Assuming that a node A to be divided is divided into B and C, wherein the proportion of B in the sample in A is p, C is q, and p + q is 1, the impurity reduction amount calculation formula is as follows: gini (A) - (p × Gini (B)) + q × Gini (C)).

For example, table 1 shows 6 training samples of environment data of a node a to be partitioned, where the abnormal features include: data is unchanged for a long time, data exceeds the range, data identification is abnormal, and the abnormal classification calibration value is a data abnormal type calibration value.

TABLE 16 environmental data training sample data Table

According to the environmental data training samples in table 1, as shown in table 2, the abnormal feature data are divided according to the long-term invariance, and the Gini index after division is calculated as follows:

table 2 statistical table of environmental data training samples according to abnormal characteristic data long-term invariance

Gini(t₁)=1-(2/2)²-(0/2)²=0, i.e. the kini index at which the anomaly characteristic data does not change over time;

Gini(t₂)=1-(2/4)²-(2/4)²=0.5, i.e. the kini index at which the anomaly characteristic data does not change for a long period of time;

gini () = (2/6) × 0+ (4/6) × 0.5=0.333, that is, the amount of change in impurities.

According to the environmental data training samples in table 1, as shown in table 3, if the abnormal characteristic data is divided according to the overrange, the Gini index after division is calculated as follows:

TABLE 3 environmental data training sample statistics table according to abnormal characteristic data over-range

Gini(t₁)=1-(1/3)²-(2/3)²=0.444, i.e. the data overrun is the kini index at the time of the overrun;

Gini(t₂)=1-(3/3)²-(0/3)²=0, i.e. the data overrun is the kini index without overrun;

gini () = (3/6) × 0.444+ (3/6) × 0=0.222, that is, the amount of change in impurities.
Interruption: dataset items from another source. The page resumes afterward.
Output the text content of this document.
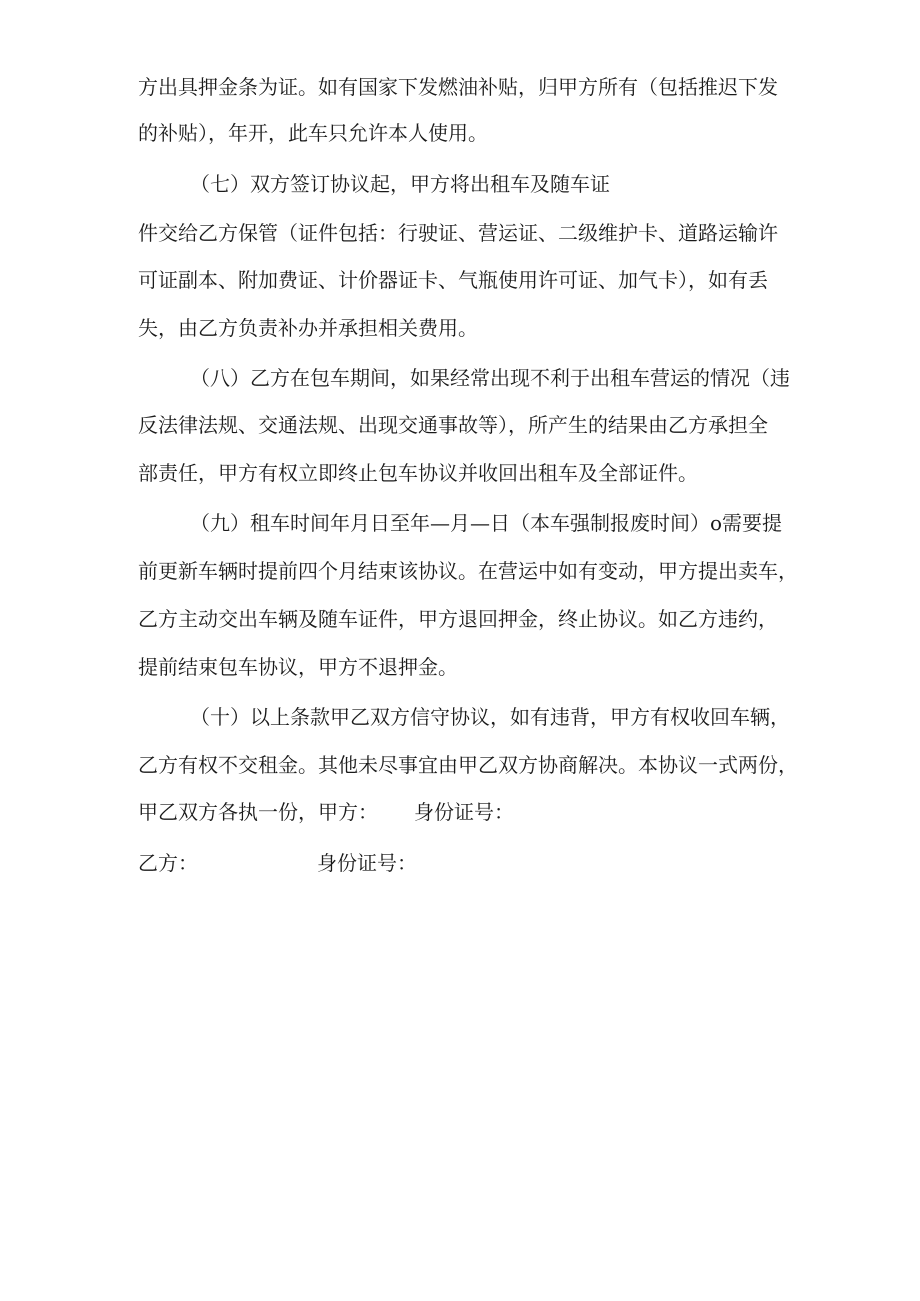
方出具押金条为证。如有国家下发燃油补贴，归甲方所有（包括推迟下发
的补贴），年开，此车只允许本人使用。
（七）双方签订协议起，甲方将出租车及随车证
件交给乙方保管（证件包括：行驶证、营运证、二级维护卡、道路运输许
可证副本、附加费证、计价器证卡、气瓶使用许可证、加气卡），如有丢
失，由乙方负责补办并承担相关费用。
（八）乙方在包车期间，如果经常出现不利于出租车营运的情况（违
反法律法规、交通法规、出现交通事故等），所产生的结果由乙方承担全
部责任，甲方有权立即终止包车协议并收回出租车及全部证件。
（九）租车时间年月日至年—月—日（本车强制报废时间）o需要提
前更新车辆时提前四个月结束该协议。在营运中如有变动，甲方提出卖车，
乙方主动交出车辆及随车证件，甲方退回押金，终止协议。如乙方违约，
提前结束包车协议，甲方不退押金。
（十）以上条款甲乙双方信守协议，如有违背，甲方有权收回车辆，
乙方有权不交租金。其他未尽事宜由甲乙双方协商解决。本协议一式两份，
甲乙双方各执一份，甲方： 身份证号：
乙方：	身份证号：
For step S3224, specifically, the method includes: finding out the minimum value from the optimal splitting kiney indexes of all the abnormal features to be divided, and taking the abnormal features to be divided corresponding to the found optimal splitting kiney indexes as the optimal abnormal features.

Step S3225 specifically includes finding a minimum value from the optimal splitting kiney indexes of all the abnormal features to be classified, and using the abnormal feature to be classified corresponding to the found optimal splitting kiney index as the optimal abnormal feature.

For step S3228, when the stop condition is satisfied, taking the established binary tree as the CART decision tree; when the stop condition is not satisfied, steps S3221 to S3228 are repeatedly performed, thereby realizing recursive iteration.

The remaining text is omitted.